Nor did the fact that defendant failed to file special appearances in this Court constitute a waiver of his right to object to the Court's jurisdiction over his person as to the first count of each declaration. Under Rule 12(b) of the Federal Rules of Civil Procedure, 28 U.S.C.A., defendant's objections to jurisdiction over his person or the sufficiency of service of process must be made by motion directed to the complaint and no provision is made for special appearance as a prerequisite to the filing of such a motion. And no provision is made in the rules for filing objections to jurisdiction or to service of process before other attacks are made upon *681 the complaint, Rule 12 providing in effect that all defenses properly raised by motion should be consolidated and that no defense is waived by reason of being joined with other defenses.

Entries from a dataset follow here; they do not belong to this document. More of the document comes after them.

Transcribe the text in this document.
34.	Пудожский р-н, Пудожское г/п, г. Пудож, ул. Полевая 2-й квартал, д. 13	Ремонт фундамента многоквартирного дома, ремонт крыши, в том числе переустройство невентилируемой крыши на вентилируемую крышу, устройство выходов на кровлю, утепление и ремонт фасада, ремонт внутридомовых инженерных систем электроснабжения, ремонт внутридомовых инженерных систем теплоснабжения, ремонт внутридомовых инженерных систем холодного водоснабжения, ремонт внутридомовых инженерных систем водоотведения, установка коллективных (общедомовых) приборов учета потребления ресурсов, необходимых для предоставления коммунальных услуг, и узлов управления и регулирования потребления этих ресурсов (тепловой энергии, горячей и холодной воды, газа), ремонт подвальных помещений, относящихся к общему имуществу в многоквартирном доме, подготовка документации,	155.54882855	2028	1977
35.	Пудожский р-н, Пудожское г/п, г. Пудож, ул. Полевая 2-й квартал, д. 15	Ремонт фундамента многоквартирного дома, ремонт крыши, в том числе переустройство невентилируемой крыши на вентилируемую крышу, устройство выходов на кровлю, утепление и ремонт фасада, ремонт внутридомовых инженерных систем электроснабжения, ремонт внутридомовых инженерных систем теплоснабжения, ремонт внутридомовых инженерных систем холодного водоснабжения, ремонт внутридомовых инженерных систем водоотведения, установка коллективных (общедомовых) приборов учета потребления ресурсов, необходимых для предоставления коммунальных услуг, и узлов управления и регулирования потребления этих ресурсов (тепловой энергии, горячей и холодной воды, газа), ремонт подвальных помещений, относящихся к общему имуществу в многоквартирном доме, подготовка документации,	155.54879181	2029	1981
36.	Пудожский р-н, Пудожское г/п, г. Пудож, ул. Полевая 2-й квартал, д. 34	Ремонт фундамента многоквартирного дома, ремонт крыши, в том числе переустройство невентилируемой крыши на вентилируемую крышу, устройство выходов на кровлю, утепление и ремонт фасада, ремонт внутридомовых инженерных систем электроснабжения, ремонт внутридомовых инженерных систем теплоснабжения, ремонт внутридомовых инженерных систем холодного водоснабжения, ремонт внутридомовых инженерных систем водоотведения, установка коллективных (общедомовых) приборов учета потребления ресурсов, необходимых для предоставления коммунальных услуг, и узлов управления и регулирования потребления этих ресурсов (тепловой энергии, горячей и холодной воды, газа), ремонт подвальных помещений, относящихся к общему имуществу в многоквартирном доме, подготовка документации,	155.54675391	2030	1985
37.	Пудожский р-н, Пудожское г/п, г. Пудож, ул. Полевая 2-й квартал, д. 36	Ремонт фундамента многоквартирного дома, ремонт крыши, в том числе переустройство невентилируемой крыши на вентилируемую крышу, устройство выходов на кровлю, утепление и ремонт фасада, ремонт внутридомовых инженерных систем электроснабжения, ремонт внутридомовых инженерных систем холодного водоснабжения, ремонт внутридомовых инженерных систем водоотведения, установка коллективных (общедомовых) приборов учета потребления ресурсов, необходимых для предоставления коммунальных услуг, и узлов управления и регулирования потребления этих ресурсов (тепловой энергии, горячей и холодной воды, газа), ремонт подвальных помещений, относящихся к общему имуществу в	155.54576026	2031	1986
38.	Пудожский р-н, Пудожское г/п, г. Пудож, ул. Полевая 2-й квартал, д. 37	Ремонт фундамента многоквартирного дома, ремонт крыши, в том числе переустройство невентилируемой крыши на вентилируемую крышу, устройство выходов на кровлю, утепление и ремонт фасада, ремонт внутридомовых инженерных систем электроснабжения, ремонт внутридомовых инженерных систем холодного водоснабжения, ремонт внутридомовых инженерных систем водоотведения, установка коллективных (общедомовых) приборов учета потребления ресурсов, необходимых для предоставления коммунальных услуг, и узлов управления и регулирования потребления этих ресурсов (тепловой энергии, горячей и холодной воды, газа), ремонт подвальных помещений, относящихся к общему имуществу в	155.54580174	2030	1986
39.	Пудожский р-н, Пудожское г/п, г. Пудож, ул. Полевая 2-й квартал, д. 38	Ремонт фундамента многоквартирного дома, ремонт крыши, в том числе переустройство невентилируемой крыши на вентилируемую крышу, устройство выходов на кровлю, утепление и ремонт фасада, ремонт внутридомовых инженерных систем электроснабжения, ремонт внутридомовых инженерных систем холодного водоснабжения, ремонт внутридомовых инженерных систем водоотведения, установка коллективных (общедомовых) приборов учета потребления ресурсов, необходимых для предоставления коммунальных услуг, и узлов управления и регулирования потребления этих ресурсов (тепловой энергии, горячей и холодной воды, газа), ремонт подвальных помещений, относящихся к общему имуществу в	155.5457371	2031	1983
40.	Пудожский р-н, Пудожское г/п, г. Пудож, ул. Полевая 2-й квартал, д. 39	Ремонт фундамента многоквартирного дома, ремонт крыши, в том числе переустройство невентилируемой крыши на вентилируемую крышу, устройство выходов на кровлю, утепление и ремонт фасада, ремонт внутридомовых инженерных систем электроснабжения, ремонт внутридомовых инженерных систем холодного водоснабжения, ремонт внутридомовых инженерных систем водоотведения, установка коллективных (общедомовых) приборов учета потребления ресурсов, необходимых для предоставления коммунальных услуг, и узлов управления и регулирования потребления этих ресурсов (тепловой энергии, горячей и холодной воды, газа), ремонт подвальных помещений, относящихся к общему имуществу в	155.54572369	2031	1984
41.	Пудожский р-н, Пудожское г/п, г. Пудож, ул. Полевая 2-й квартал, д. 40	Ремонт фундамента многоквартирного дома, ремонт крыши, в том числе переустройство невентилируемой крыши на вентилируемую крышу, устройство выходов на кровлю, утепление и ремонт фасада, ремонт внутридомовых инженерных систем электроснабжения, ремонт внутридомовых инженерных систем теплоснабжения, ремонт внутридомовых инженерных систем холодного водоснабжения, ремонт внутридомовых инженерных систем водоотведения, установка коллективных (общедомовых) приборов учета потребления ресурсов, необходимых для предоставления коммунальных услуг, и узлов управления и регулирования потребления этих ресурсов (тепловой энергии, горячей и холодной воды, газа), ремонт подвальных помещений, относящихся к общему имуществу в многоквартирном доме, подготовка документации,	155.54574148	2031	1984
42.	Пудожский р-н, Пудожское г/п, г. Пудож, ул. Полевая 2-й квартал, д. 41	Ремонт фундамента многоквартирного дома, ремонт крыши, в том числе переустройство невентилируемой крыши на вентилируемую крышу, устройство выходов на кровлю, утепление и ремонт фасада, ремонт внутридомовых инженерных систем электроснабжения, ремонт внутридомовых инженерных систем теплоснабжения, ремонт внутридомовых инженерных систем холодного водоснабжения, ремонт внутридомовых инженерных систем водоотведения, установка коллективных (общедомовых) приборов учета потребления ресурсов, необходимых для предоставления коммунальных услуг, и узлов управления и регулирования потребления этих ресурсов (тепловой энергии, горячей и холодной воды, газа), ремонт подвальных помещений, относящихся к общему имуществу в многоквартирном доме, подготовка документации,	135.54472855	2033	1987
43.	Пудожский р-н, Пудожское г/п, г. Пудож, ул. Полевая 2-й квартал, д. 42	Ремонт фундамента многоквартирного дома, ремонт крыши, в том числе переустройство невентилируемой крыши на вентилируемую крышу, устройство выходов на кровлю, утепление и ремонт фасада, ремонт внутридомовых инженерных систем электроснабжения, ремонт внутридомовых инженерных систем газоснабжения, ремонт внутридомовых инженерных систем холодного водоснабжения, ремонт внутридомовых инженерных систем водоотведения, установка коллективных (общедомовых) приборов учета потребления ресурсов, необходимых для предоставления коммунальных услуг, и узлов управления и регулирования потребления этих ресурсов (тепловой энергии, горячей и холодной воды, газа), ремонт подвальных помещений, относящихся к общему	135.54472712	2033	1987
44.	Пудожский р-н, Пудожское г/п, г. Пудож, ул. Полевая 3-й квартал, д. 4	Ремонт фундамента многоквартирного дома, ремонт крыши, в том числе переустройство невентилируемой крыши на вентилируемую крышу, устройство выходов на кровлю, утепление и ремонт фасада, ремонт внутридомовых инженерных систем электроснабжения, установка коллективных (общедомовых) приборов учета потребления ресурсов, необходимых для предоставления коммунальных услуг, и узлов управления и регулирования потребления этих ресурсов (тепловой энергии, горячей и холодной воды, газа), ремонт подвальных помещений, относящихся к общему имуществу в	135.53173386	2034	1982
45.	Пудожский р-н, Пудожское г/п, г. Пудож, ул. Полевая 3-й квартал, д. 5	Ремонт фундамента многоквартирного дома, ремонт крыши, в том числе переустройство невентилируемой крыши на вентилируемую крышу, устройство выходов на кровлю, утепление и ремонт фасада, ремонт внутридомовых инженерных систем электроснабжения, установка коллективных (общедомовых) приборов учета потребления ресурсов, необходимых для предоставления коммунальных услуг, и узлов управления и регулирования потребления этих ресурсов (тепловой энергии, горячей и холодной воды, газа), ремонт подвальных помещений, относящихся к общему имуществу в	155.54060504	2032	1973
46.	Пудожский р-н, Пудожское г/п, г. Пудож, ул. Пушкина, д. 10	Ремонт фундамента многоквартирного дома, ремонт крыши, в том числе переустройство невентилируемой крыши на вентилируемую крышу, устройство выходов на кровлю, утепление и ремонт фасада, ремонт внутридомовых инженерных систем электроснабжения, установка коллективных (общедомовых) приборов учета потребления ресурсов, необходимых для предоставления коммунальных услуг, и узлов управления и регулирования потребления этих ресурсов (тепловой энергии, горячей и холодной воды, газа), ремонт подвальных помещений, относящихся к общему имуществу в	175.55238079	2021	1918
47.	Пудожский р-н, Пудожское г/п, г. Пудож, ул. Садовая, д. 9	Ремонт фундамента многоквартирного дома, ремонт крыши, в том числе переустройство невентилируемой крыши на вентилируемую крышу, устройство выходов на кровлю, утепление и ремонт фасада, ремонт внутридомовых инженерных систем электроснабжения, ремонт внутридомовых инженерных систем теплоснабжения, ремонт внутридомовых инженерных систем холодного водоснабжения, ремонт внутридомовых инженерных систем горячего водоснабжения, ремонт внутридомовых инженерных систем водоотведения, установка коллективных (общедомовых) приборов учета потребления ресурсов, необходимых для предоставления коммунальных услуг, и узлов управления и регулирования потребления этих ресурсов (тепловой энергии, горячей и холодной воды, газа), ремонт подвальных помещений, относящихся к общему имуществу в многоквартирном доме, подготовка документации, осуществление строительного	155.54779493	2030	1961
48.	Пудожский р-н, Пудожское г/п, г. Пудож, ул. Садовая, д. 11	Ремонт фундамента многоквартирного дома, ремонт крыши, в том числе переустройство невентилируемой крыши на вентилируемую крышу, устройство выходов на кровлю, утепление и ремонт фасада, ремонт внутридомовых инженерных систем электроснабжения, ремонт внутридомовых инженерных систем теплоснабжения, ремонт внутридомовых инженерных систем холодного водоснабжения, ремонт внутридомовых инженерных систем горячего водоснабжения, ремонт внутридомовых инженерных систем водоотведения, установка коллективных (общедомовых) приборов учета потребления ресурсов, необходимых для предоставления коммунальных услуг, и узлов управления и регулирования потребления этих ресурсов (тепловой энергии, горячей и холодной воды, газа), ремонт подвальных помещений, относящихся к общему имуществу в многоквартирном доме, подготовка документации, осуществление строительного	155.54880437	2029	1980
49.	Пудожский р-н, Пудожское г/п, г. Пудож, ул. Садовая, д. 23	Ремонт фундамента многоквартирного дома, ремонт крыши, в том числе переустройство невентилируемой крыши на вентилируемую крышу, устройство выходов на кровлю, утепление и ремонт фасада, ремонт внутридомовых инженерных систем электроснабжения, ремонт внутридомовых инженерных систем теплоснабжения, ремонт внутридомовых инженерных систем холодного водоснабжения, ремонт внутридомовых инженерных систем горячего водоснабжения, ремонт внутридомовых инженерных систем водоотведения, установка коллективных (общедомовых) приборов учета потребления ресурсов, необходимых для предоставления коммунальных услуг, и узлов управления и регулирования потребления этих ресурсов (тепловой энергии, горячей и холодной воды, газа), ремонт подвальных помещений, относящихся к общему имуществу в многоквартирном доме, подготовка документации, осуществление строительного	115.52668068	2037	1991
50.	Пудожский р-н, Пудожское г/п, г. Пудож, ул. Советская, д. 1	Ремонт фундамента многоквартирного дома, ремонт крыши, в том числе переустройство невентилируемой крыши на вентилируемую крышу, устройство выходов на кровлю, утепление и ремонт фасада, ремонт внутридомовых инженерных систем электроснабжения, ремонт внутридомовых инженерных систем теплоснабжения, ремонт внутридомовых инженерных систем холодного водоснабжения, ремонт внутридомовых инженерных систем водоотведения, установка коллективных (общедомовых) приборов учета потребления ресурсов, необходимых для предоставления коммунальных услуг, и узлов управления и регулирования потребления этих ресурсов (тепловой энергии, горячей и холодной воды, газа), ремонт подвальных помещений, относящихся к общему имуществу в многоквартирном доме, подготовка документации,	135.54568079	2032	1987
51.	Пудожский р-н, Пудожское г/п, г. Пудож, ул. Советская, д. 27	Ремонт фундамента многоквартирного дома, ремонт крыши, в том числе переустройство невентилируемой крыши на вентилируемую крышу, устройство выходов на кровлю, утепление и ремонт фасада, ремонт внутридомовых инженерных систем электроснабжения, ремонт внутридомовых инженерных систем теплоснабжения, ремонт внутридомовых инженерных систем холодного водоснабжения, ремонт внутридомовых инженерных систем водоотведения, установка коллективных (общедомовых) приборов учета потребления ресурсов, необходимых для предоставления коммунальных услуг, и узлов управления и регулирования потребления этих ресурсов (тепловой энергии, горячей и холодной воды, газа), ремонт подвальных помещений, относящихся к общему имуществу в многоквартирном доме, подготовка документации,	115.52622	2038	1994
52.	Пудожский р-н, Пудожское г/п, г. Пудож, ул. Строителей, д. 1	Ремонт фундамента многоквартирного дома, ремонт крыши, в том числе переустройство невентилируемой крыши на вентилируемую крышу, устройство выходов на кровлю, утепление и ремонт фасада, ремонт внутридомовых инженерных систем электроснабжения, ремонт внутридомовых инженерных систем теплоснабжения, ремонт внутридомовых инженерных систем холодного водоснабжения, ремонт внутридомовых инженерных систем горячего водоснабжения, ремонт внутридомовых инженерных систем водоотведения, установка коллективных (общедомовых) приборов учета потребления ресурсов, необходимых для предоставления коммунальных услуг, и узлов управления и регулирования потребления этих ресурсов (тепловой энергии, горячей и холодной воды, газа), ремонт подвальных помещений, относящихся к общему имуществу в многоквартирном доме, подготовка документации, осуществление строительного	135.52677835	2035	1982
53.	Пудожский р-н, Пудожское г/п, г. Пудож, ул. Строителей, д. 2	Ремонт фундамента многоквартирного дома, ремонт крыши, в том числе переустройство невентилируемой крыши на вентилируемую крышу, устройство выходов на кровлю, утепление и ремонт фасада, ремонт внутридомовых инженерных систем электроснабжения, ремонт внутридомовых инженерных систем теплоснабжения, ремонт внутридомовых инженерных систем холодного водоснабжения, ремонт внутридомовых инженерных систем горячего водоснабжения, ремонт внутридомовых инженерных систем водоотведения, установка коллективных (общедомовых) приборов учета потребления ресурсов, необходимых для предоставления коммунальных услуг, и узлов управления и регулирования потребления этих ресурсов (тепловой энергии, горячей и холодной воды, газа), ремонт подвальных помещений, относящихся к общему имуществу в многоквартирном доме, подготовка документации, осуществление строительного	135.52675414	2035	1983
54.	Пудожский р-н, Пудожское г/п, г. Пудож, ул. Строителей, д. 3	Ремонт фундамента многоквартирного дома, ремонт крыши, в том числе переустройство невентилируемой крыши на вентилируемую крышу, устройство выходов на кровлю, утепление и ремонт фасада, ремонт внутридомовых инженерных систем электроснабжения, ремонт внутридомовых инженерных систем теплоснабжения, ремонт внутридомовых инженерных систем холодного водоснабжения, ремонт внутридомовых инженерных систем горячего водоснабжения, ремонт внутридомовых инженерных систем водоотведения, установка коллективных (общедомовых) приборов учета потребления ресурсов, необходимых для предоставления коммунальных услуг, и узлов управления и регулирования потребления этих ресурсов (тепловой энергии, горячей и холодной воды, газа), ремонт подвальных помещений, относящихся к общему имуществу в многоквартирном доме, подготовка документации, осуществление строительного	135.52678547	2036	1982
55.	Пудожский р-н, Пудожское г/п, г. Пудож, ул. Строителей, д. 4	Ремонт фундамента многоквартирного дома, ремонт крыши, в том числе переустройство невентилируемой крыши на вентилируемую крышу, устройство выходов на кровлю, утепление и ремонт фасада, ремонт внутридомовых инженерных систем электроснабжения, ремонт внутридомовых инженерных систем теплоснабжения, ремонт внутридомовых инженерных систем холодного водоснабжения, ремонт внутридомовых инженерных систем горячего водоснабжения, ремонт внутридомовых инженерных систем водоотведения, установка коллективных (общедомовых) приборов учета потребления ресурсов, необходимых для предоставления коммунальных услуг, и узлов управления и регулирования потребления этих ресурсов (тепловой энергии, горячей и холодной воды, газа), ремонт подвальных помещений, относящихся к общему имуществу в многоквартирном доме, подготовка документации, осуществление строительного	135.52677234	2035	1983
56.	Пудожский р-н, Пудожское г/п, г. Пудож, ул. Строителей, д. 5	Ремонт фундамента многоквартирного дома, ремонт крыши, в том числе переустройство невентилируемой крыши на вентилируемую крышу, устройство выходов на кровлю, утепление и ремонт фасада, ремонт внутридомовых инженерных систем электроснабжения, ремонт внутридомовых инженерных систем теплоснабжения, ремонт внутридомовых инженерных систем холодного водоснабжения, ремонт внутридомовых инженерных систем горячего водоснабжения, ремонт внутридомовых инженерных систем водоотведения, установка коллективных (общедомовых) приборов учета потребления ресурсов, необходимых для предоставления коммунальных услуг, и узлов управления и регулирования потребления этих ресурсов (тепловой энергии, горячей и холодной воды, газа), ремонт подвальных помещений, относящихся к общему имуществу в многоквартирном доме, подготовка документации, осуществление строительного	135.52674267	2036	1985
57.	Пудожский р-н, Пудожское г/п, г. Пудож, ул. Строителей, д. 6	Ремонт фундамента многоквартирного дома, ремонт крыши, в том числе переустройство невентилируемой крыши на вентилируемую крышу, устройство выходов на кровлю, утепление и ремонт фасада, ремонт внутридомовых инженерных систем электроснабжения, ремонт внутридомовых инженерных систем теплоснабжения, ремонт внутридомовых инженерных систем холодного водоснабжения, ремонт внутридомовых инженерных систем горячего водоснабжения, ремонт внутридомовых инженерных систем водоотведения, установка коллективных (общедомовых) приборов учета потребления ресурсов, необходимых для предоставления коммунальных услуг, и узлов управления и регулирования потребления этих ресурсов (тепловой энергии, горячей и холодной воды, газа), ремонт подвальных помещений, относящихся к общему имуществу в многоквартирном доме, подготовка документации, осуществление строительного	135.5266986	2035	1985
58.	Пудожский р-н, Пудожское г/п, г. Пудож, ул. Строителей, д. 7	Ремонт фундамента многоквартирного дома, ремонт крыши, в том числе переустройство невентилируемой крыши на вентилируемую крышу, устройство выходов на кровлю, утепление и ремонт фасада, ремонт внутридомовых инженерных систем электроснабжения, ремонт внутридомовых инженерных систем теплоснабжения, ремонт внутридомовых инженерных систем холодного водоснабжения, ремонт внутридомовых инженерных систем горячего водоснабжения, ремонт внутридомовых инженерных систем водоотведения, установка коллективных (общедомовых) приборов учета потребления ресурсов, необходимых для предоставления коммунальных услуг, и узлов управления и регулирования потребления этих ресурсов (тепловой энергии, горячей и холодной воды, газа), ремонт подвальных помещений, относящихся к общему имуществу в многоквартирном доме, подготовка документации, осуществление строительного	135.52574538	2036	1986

In the following cases decided under the rules, it was held that the defendant had not waived objections to the Court's jurisdiction over his person under facts similar to those outlined above. Davis v. Ensign-Bickford Co., 8 Cir., 139 F.2d 624; Vilter Mfg. Co. v. Rolaff, 8 Cir., 110 F.2d 491. This Court holds that the defendant did not waive his right to object to jurisdiction over his person for the purposes of the first count in each declaration, and that his motions were sufficient to raise the question. This decision accords with the rule established in Harkness v. Hyde, 98 U.S. 476, 25 L. Ed. 237; Southern Pacific Co. v. Denton, 146 U.S. 202, 13 S. Ct. 44, 36 L. Ed. 942; Mexican Central R. Co. v. Pinkney, 149 U.S. 194, 13 S. Ct. 859, 37 L. Ed. 699; Galveston H. & S. A. R. Co. v. Gonzales, 151 U.S. 496, 14 S. Ct. 401, 38 L. Ed. 248.

The defendant's motions to dismiss the second count of each of the declarations are without merit. The defendant's motions to strike portions of the second count of each of the declarations are well taken and will be granted. Defendant will prepare orders.